Cette semaine, on écoute Gadzooks Vol. 1 de Caleb Landry Jones, sorti sur le label Sacred Bones Records le 24 septembre. Critique.
Caleb Landry Jones aime le jeu. Sous de multiples formes. Devant la caméra, quand il incarne au plus près ses personnages. Au cœur du studio, aussi, où il se laisse aller à l’expérimentation sans entrave. Même les pochettes de ses albums témoignent de son appétence pour la métamorphose : le teint blanc et les lèvres rouges, poudré et perruqué tel un marquis fumant lascivement une cigarette sur The Mother Stone; grimaçant et comme habité par la folie, surmonté d’une chevelure de feu façon grunge à la Kurt Cobain sur Gadzooks.
Oui, il est à l’aise dans tous les rôles, sauf quand il s’agit d’aller chercher son prix d’interprétation masculine lors du dernier festival de Cannes, en juillet, honoré pour sa performance dans le film Nitram de Justin Kurzel. Une consécration qu’il recevra en bredouillant : «Je suis trop ému, merci, merde», le souffle coupé par l’émotion. Il a pourtant du bagage, lui qui a commencé le cinéma à l’âge de 13 ans, en 2007, avec les frères Cohen (No Country for Old Men).
Depuis, il est devenu une valeur sûre du milieu indépendant américain, notamment dans la peau d’un junkie (Heaven Know What) ou en mâle toxique dans la troisième saison de Twin Peaks – sans oublier ses prestations dans deux films retenus aux Oscars en 2017 (Get Out et Three Billboards). Employé de station-service sous la coupe de Jim Jarmusch (The Dead Don’t Die), il doit également au réalisateur branché – et lui aussi musicien – un coup de pouce qui l’a mis dans les petits papiers de Sacred Bones Records, label qui a depuis sorti ses deux albums.
Il y a eu donc The Mother Stone, sorti en plein confinement en mai 2020, assurément l’un des albums les plus étonnants de l’année avec ses airs de carnaval sous LSD, qui se trouve des liens de parenté avec David Bowie (période Berlin), Syd Barrett, génie tourmenté des Pink Floyd, ou encore les Beatles, avec lesquels le rapprochement est encore plus prononcé en raison de sa diction empruntée à Lennon (autant au père, John, qu’à l’enfant, Sean).

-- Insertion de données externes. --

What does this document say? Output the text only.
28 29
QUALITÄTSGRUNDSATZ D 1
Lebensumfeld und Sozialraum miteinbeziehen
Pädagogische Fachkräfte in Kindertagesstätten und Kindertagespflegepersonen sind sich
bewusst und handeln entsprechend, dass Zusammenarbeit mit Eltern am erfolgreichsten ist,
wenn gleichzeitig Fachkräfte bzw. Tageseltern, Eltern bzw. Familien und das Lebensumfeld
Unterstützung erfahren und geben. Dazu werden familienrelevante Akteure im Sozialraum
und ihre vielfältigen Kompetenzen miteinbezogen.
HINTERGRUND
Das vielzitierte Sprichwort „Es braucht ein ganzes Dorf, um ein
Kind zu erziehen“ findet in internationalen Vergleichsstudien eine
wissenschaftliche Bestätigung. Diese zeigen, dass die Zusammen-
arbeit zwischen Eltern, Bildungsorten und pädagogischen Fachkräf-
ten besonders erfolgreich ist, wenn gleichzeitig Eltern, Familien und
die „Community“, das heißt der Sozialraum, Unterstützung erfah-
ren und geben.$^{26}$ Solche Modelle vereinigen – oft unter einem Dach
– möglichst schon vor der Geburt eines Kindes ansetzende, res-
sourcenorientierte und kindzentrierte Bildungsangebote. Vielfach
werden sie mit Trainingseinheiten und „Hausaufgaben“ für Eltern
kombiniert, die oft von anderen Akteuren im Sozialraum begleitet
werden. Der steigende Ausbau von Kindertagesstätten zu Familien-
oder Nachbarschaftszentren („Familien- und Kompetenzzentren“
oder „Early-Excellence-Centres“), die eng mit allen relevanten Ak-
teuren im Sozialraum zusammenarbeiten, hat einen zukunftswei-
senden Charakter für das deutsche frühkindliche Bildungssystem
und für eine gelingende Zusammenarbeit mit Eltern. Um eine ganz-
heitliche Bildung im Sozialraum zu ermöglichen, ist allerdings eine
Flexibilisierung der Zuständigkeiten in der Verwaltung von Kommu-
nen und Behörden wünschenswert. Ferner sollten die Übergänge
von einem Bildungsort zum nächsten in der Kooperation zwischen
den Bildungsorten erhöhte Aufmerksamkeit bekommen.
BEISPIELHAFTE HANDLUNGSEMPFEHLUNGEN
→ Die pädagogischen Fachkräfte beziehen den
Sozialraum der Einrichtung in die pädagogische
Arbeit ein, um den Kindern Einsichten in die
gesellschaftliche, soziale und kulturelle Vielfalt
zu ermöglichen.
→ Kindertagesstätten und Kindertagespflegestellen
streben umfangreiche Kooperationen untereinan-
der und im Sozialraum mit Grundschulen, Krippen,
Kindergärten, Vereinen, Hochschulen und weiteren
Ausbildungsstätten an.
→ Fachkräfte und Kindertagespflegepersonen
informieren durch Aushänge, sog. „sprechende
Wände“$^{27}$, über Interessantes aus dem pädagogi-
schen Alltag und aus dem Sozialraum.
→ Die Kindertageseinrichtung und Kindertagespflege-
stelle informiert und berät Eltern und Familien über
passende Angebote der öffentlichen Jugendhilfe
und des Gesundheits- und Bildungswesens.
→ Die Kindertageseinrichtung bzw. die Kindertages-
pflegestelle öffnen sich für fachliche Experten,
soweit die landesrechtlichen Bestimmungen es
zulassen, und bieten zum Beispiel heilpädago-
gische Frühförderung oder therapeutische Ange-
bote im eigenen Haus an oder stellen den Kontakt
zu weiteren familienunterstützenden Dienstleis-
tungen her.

Des attributs qui se retrouvent sur Gadzooks. Logique, puisqu’ils se sont construits parallèlement, quasiment au même moment.
Dans ce cabaret musical, chacune des chansons cherche à semer l’auditeur
Tandis que le premier terminait d’être mixé, le second était en effet enregistré. Il s’est ensuivi alors de longs mois rendus complexes par le covid et le rythme des tournages, Caleb Landry Jones n’ayant pu rejoindre le producteur Nic Jodoin et regagner le célèbre Valentine Recording Studio de Los Angeles (théâtre des succès des Beach Boys et Bing Crosby) que tardivement. Et plutôt que de faire dans le trop généreux (pour ne pas dire indigeste), Sacred Bones a décidé de scinder Gadzooks en deux parties.
Ce premier volume, bien plus concis que The Mother Stone (qui étalait tout de même ses quinze chansons sur plus d’une heure), ne cherche pas pour autant la facilité, comme l’affiche la dernière chanson, épique, qui court sur plus de vingt minutes (This Won’t Come Back). Les autres ne pâlissent pas et donnent le change, sautant de jolies mélodies à des compositions bizarroïdes, baroques et barrées, psychédéliques et franchement théâtrales. Dans ce cabaret musical, chacune d’elles cherche à semer l’auditeur, terminant toujours leur course dans des endroits inattendus. Du coup, on imaginerait bien Caleb Landry Jones jouer pour le grand écran Frank Zappa ou Captain Beefheart. À coup sûr, la proposition lui plairait, et l’incarnation serait totale.